Commerzbank reports that the South Korean Won (KRW) remains one of Asia’s weakest currencies against the US Dollar, despite robust export momentum led by the semiconductor and petroleum sectors [1]. The KRW has depreciated 6.4% versus the USD this year, making it the second-weakest performing Asian currency, while the average decline for Asian currencies excluding Japan stands at -2.9% [1]. On the foreign exchange front, the USD/KRW pair rose 0.4% to 1,537 yesterday, attributed to a stronger US Dollar [1].
In response to mounting financial stability and inflation risks, the Bank of Korea (BoK) has adopted a more hawkish stance. The central bank is expected to raise its policy rate by 25 basis points to 2.75% at its next meeting scheduled for 16 July [1]. BoK Governor Shin Hyun-song emphasized the urgency of tightening policy, stating that the BoK should raise rates 'before it's too late' [1]. Meeting minutes further reveal that several BoK members believe inflationary risks now outweigh growth risks, with the strong performance of the semiconductor sector helping to offset negative impacts from the Middle East conflict [1].
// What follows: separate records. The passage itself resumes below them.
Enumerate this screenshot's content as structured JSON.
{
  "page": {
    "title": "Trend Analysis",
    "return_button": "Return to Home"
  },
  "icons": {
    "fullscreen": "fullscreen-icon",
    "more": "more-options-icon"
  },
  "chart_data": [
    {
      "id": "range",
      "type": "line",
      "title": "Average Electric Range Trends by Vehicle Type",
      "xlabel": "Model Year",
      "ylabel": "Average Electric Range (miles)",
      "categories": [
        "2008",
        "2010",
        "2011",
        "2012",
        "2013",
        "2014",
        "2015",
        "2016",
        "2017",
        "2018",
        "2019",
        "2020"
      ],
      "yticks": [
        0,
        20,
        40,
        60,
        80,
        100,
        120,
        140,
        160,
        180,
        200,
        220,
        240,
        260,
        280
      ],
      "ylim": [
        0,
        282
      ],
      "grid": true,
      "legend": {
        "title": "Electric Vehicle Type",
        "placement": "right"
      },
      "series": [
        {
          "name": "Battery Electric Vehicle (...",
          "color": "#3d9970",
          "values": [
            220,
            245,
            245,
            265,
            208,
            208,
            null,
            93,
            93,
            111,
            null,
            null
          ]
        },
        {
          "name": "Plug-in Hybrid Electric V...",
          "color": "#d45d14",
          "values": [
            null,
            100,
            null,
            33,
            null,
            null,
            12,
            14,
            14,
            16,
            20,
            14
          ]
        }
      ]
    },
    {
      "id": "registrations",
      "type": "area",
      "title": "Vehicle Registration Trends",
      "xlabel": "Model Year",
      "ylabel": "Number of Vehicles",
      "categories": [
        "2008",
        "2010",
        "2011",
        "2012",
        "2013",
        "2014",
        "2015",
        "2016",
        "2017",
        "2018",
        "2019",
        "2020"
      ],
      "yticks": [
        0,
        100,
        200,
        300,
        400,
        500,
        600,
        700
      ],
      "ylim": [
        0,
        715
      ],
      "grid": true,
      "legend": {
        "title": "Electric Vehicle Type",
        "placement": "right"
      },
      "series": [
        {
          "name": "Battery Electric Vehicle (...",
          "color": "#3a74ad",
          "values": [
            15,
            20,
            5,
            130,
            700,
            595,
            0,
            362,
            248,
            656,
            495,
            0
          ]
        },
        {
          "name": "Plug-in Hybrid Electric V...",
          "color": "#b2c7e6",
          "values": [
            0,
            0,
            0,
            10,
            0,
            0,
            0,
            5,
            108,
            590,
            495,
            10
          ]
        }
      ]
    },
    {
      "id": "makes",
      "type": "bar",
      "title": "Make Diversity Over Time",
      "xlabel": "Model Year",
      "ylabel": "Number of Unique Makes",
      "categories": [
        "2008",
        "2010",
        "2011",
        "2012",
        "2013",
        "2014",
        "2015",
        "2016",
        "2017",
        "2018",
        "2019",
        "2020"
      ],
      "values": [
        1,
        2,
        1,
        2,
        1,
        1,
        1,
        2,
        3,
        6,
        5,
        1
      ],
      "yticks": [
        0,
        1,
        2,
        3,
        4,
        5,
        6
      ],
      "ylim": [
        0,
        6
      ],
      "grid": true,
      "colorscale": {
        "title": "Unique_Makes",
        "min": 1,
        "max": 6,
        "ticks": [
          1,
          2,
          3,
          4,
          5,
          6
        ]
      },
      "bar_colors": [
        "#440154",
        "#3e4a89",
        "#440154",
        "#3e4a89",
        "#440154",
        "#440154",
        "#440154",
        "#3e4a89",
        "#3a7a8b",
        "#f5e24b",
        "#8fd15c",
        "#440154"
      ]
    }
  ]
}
The combination of a weak KRW and expectations for a rate hike reflects ongoing concerns about financial and housing market stability, as well as persistent inflationary pressures [1]. While export strength provides some support to the economy, currency weakness and the central bank’s hawkish pivot are key market-moving factors.
CONCLUSION
Despite strong export performance, the South Korean Won continues to underperform regional peers, prompting the Bank of Korea to signal a rate hike in July. Market participants are closely watching the BoK’s policy response to inflation and financial stability risks, as these factors drive currency and rate expectations.